E assim se pode dizer que, se nem todas as Mães tinham uma
percepção ou envolvimento político, como tinham a maioria das 14 que iniciaram
tudo, se não era o comum de suas vidas cotidianas, por suas posturas éticas diante
da vida, se pode perceber porque deram origem a filhos tão atuantes e
comprometidos com os princípios que levaram a ditadura cívico-militar a
persegui-los, torturá-los, matá-los e fazê-los desaparecer. E por essa
eticidade, assim que tomaram consciência da situação hedionda em que o País
vivia, expandiram sua luta para além do luto e dor familiar, esgarçando uma
intempestiva potência de agir na luta pelos direitos humanos que hoje reverbera
para toda a América Latina e, se pode dizer, para todo o mundo.
Em todos esses anos, as Mães seguiram numa linha contínua de
atuação que se atualizava a cada momento, com posições advindas sempre da
integridade de sua trajetória, de um pensamento crítico e da percepção de que a
questão não é reparar o passado, mas potencializar um presente real. Como diz
Estela de Carlotto, presidente das Avós da Praça de Maio, os militares “já
haviam cumprido com o seu objetivo: a entrega econômica do País havia ocorrido
perfeitamente bem, havia sido implementado um crescimento enorme da dívida
externa e o País tinha caído numa deblaque econômica espantosa”. Assim, além
das questões ligadas diretamente aos crimes praticados no passado, se envolvem
nas lutas políticas e sociais do presente. E é com esse sentido que cerca de
dois meses atrás vimos o juiz Baltazar Garzón sentado entre Bonafini e Carlotto
na abertura dos trabalhos do Congresso argentino, da mesma forma que aplaudiram
a expropriação da YPF por Cristina, da mesma forma que, na quinta-feira dos 35
anos de marcha, levavam a faixa “Las Malvinas son Argentinas” e que no outro
dia no estádio do Velez Sarsfield, juntamente com as Avós, estavam presentes no
grandioso ato de Cristina pelo Dia dos Trabalhadores e pelo aniversário da
vitória de Néstor em 2003.
Ademais de serem conhecidas e respeitadas em todo o mundo,
como não pretendem ser reconhecidas apenas como um símbolo discursivo, há muito
que as Mães vêm se organizando como uma instituição atuante em setores
estratégicos. “As mulheres da Holanda nos escreveram e nos disseram 'estamos a
sua disposição', e elas juntaram o dinheiro para que tivéssemos a primeira
casa”, lembra Hebe de Bonafini sobre como aproveitaram o Mundial de 1978 para
fazer contato e expandir a luta. Desde essa casa, a Associación Madres de Plaza
de Mayo seguiu até a fundação de uma universidade popular, em torno do qual
passaram a ser incorporados e criados muitos outros projetos. “Nossos filhos
haviam nos ensinado o valor da solidaridade. O valor único da vida e o amor à
educação. Assim, pouco a pouco fomos plasmando a ideia de começar os cursos e
um pequeno café literário, para logo dar o passo de criar-parir uma
Universidade Popular”, conta Bonafini ao jornal Página 12. Junto a esta foram
criados também uma livraria, uma biblioteca, um periódico, uma editora, uma
rádio e, este corrente ano, um bar cultural, todos como espaço para uma
“quantidade incrível de projetos com os companheiros das organizações sociais”.

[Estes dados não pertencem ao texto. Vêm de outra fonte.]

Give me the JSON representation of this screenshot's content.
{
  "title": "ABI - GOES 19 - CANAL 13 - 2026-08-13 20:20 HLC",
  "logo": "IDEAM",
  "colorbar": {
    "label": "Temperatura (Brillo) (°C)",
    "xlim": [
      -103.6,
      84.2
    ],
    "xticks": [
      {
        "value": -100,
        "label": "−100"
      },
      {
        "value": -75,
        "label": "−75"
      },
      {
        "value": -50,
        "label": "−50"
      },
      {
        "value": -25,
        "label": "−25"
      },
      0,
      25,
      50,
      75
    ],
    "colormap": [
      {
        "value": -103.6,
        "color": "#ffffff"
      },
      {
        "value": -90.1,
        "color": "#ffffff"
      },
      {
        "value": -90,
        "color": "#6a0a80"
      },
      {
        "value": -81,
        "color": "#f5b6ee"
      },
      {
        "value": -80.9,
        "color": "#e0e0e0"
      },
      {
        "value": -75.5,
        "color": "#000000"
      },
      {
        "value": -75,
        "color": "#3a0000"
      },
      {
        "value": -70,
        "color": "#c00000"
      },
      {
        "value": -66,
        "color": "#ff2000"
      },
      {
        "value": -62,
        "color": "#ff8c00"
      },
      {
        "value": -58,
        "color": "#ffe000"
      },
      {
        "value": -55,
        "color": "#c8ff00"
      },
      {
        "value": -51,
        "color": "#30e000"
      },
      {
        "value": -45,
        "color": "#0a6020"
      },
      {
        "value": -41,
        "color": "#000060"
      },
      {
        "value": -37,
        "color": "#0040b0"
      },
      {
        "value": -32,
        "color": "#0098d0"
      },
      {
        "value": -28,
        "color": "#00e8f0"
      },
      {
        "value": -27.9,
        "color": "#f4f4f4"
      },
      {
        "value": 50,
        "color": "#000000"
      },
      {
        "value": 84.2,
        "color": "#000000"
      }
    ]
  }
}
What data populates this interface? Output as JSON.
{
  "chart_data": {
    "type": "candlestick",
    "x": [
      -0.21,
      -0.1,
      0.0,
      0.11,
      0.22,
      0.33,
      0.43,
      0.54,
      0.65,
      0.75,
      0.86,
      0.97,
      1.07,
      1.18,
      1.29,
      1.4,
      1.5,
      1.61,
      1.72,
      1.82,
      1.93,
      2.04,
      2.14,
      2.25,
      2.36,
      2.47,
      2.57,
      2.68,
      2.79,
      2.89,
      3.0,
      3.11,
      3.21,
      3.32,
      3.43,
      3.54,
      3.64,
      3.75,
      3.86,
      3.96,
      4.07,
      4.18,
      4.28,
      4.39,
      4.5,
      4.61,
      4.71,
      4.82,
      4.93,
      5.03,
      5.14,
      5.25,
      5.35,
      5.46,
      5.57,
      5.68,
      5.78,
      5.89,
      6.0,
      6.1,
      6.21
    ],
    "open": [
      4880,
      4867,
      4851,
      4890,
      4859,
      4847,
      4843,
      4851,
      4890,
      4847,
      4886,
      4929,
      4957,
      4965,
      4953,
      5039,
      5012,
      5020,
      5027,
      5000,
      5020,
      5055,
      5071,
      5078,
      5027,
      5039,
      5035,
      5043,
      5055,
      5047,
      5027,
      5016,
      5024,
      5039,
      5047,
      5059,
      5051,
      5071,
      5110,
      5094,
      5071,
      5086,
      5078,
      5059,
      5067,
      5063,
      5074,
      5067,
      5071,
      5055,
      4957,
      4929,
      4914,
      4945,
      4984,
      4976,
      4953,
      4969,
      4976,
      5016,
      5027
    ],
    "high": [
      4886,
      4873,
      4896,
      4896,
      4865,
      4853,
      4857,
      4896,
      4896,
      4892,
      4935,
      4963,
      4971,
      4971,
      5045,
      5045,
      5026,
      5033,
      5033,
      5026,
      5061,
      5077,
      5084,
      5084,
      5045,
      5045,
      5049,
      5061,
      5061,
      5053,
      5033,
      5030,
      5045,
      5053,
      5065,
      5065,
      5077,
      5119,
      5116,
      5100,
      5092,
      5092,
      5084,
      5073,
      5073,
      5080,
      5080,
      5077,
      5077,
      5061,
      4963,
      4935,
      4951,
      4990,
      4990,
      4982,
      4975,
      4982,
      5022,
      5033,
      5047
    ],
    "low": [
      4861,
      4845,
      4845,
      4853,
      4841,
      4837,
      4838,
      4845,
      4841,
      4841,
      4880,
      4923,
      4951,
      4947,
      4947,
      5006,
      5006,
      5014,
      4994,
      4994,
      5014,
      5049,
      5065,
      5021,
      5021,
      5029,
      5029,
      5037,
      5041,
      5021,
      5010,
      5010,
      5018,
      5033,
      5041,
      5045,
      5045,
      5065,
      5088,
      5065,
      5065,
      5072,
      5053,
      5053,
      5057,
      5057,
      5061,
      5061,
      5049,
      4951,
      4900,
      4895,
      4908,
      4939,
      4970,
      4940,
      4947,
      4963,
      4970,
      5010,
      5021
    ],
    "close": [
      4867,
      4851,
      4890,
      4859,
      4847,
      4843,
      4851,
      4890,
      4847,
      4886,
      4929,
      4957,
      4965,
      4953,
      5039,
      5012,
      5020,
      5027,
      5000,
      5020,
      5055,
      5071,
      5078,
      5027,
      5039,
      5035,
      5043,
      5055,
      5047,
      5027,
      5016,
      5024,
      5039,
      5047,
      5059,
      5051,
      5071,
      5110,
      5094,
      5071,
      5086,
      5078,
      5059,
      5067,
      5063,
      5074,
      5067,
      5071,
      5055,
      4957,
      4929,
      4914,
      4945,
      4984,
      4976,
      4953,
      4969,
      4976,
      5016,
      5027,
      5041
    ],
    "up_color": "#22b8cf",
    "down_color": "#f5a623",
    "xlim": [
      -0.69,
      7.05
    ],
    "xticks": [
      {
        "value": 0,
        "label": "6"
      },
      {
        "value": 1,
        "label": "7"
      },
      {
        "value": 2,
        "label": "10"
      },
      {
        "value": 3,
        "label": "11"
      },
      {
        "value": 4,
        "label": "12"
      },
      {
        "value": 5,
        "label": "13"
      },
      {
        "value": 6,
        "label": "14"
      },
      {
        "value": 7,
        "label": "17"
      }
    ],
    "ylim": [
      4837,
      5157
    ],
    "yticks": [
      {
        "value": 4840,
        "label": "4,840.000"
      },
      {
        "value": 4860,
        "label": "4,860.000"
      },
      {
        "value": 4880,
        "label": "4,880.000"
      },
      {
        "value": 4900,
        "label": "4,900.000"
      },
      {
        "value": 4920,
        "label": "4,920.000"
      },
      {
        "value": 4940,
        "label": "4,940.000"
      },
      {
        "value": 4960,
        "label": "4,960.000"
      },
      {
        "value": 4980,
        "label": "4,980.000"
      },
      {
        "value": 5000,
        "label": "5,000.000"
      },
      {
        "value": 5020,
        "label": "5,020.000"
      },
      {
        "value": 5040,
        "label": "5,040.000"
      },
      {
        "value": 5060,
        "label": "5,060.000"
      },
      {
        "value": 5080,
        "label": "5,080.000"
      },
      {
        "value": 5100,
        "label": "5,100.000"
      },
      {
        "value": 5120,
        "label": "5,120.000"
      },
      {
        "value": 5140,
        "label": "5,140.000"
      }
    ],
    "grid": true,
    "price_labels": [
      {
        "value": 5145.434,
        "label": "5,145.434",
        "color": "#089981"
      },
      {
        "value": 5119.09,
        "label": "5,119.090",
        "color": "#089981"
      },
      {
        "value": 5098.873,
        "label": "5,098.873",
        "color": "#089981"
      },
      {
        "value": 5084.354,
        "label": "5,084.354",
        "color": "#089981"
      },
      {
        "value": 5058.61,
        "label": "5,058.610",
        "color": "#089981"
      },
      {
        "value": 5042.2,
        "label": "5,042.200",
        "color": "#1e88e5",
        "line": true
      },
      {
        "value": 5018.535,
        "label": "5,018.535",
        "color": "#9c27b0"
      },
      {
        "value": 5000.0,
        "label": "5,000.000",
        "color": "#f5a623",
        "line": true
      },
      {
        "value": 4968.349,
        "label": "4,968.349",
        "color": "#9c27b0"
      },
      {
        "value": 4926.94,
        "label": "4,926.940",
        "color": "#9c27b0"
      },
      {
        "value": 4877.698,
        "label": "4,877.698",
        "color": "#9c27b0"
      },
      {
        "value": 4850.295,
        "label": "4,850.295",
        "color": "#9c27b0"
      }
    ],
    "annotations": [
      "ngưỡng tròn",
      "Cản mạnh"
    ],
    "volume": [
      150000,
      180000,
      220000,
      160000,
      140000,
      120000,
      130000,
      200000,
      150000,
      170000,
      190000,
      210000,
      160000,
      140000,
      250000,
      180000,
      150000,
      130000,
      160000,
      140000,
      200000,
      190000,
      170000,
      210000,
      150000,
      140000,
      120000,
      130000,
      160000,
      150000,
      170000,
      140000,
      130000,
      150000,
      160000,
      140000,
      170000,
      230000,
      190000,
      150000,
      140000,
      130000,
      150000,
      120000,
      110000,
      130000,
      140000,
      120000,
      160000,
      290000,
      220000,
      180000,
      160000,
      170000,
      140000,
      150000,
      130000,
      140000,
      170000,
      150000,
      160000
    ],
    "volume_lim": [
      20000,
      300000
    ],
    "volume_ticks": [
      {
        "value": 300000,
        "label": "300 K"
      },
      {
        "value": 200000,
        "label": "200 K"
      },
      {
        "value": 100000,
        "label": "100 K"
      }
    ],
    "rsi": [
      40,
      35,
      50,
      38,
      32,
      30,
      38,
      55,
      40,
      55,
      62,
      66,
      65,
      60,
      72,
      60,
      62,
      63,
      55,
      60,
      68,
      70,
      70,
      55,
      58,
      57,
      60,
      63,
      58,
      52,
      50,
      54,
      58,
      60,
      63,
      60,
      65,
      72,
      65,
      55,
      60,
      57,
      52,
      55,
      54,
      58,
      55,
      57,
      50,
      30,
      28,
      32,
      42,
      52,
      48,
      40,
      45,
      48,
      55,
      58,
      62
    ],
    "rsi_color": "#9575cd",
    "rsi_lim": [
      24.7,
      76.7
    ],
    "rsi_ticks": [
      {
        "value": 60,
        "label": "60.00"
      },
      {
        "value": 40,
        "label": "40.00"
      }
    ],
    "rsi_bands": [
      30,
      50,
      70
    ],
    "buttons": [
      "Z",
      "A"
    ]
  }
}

São 35 anos de vida, paixão e luta, e se se observa que
muitas dessas mulheres já eram velhas quando organizaram as primeiras marchas
na Praça de Maio, é impressionante a vivacidade com que estão lá hoje e como se
envolvem em todas as manifestações sociais. As Mães têm ligação com inúmeras
organizações sociais e ONG's de toda a Argentina e de outros países, tem
relação de amizade e parcerias com uma infinidade de artistas, políticos e
intelectuais de todo o mundo e a quantidade de teses, filmes, livros, músicas,
pinturas, todos os trabalhos sobre elas é hoje impossível de catalogar dada a
abrangência e grandiosidade. E sua luta hoje é pela Memória, a Verdade e a
Justiça dos que tombaram na luta durante a ditadura, assim como também carregam
nestas três palavras a luta dos trabalhadores, dos explorados e excluídos, a
luta pelos serviços públicos indispensáveis, por um mundo melhor. Como
sintetizou Inés Vásquez, reitora da Universidade Popular Madres de Plaza de
Mayo: “As Mães assumem o antimperialismo como prenda de unidade
latino-americana e o socialismo como modo de terminar com o sofrimento múltiplo
e máximo do sistema capitalista”.
Os filósofos Gilles Deleuze e Félix Guattari falam de que “há
casos em que a velhice dá, não uma eterna juventude mas, ao contrário, uma
soberana liberdade, uma necessidade pura em que se desfruta de um momento de
graça entre a vida e a morte, e em que todas as peças da máquina se combinam
para enviar ao porvir um traço que atravesse as eras”. A atuação das Mães e
Avós da Praça de Maio é uma visível e táctil realização desse enunciado na
vitalidade de existir. Como disse Cristina no ato de Velez: “Néstor está [no
estádio]. Los 30.000 também. Mas o mais importante é que estão vocês Mães e
Avós e milhares e milhares de jóvens que se envolvem na luta política”. E para
elas, que sempre estão envoltas com cantores e poetas, deixamos aqui mais uma
vez as palavras do poeta espanhol Antonio Gala: “Na Praça de Maio, porque lhes
deu seu nome, a liberdade sorri. Que a vida lhes bendiga Mães da Praça de
Maio.”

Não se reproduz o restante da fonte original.